Human to human: when doctoring hurts

As physicians, we have to become relatively hardened to the misfortunes of others because if we don’t, we will fall apart.  There is a Ray Bradbury story about the being who would morph into whoever the person next to him lost in order to make them happy and restore what they’ve lost; eventually, too many people needed him, and, overwhelmed, he melted.  It can be like that sometimes when you’re a doctor.

Every once in a while, though, someone just gets to you, the barriers collapse, you stop seeing them as a patient, and start seeing them as a person.  I hate when that happens.

When I was an intern on the Oncology service, I had a patient who had colon cancer; he was in for… something… I don’t recall.  It doesn’t matter.  He was a nice man.  Halfway through his state, he suddenly lost his eyesight – temporarily – as a side effect of his chemo.  He was extremely distressed about that, obviously. He kept saying, “But I’m an engineer!”  His wife was a nurse in the PACU, and she’d come visit him, and chat with the floor nurses.  Sometimes, the floor nurses would cluck their tongues, and say, “Oh, poor Jenny.”  But they did that for any family member.  He was just like any other patient.

Until one night I was going home, dropping off the last of my notes at 6 or 7 o’clock, and I wanted to pop in and check on him.  I found him sitting up in bed, lights off, watching Law and Order, and eating something out of a Glad Tupperware, with a plastic knife and fork.  I said something along the lines of, oh, homecooked meal?  “Jenny made it,” he said. “She knows hospital food isn’t great.”  And he smiled kind of awkwardly out of the corner of his mouth…
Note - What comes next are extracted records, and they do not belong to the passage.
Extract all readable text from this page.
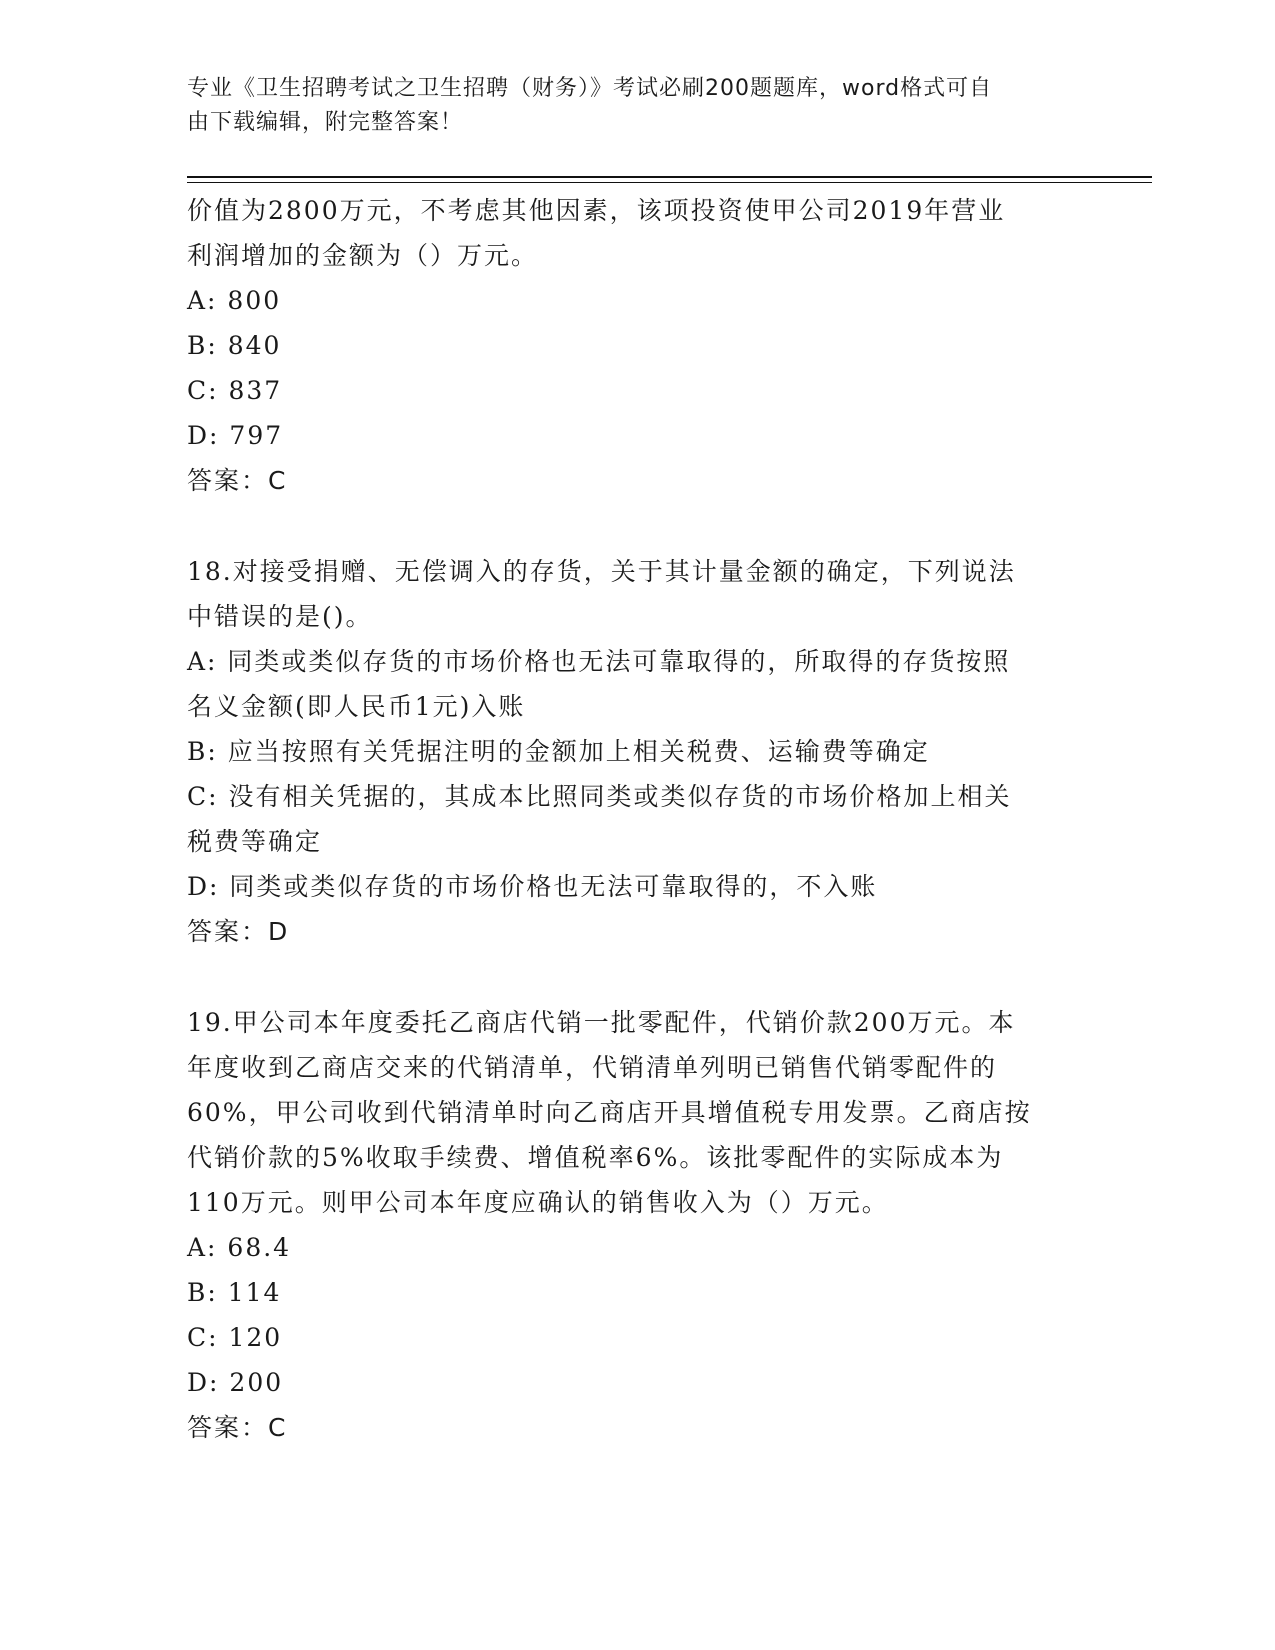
专业《卫生招聘考试之卫生招聘（财务）》考试必刷200题题库，word格式可自
由下载编辑，附完整答案！
价值为2800万元，不考虑其他因素，该项投资使甲公司2019年营业
利润增加的金额为（）万元。
A: 800
B: 840
C: 837
D: 797
答案：C
18.对接受捐赠、无偿调入的存货，关于其计量金额的确定，下列说法
中错误的是()。
A: 同类或类似存货的市场价格也无法可靠取得的，所取得的存货按照
名义金额(即人民币1元)入账
B: 应当按照有关凭据注明的金额加上相关税费、运输费等确定
C: 没有相关凭据的，其成本比照同类或类似存货的市场价格加上相关
税费等确定
D: 同类或类似存货的市场价格也无法可靠取得的，不入账
答案：D
19.甲公司本年度委托乙商店代销一批零配件，代销价款200万元。本
年度收到乙商店交来的代销清单，代销清单列明已销售代销零配件的
60%，甲公司收到代销清单时向乙商店开具增值税专用发票。乙商店按
代销价款的5%收取手续费、增值税率6%。该批零配件的实际成本为
110万元。则甲公司本年度应确认的销售收入为（）万元。
A: 68.4
B: 114
C: 120
D: 200
答案：C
That one moment, it just killed me.  I felt such a squeezing, aching empathy? vicarious pain? intense discomfort? that I had to back out of the room quickly to hide my tears. Cried on the T on the way home.  Why? nothing changed; he was still the same patient. Something about that moment, though, where I saw him from a more private, unguarded angle…  It hurt.  I called my mom, and all I had to say was, “Glad Tupperware.”  She got it.

I don’t know what happened to him.  He went home eventually after that admission, at least.  I think he had a liver met, but these days with colon cancer, that’s not necessarily a death sentence.  I don’t know.  I’m glad I don’t know.

I now have another patient, who has a pretty bad illness.  I think maybe he reminds me of a family member.  Something about his profile, but I can’t put my finger on who exactly.  He’s been cheerful and pleasant; he walks up and down the hall with his IV pole, dragging the johnny strings on the floor behind him.  But he’s having complications after complications.  The ERCP that was done to relieve his symptoms made him worse, and he can’t get treated for his original illness because of it.  He said yesterday, when I asked him about his great attitutde, “I know I have cancer. But I don’t feel like I have cancer.”

I suddenly felt that very same pinch and ache.  And I just don’t think I can deal with it today.  My heart can’t take it.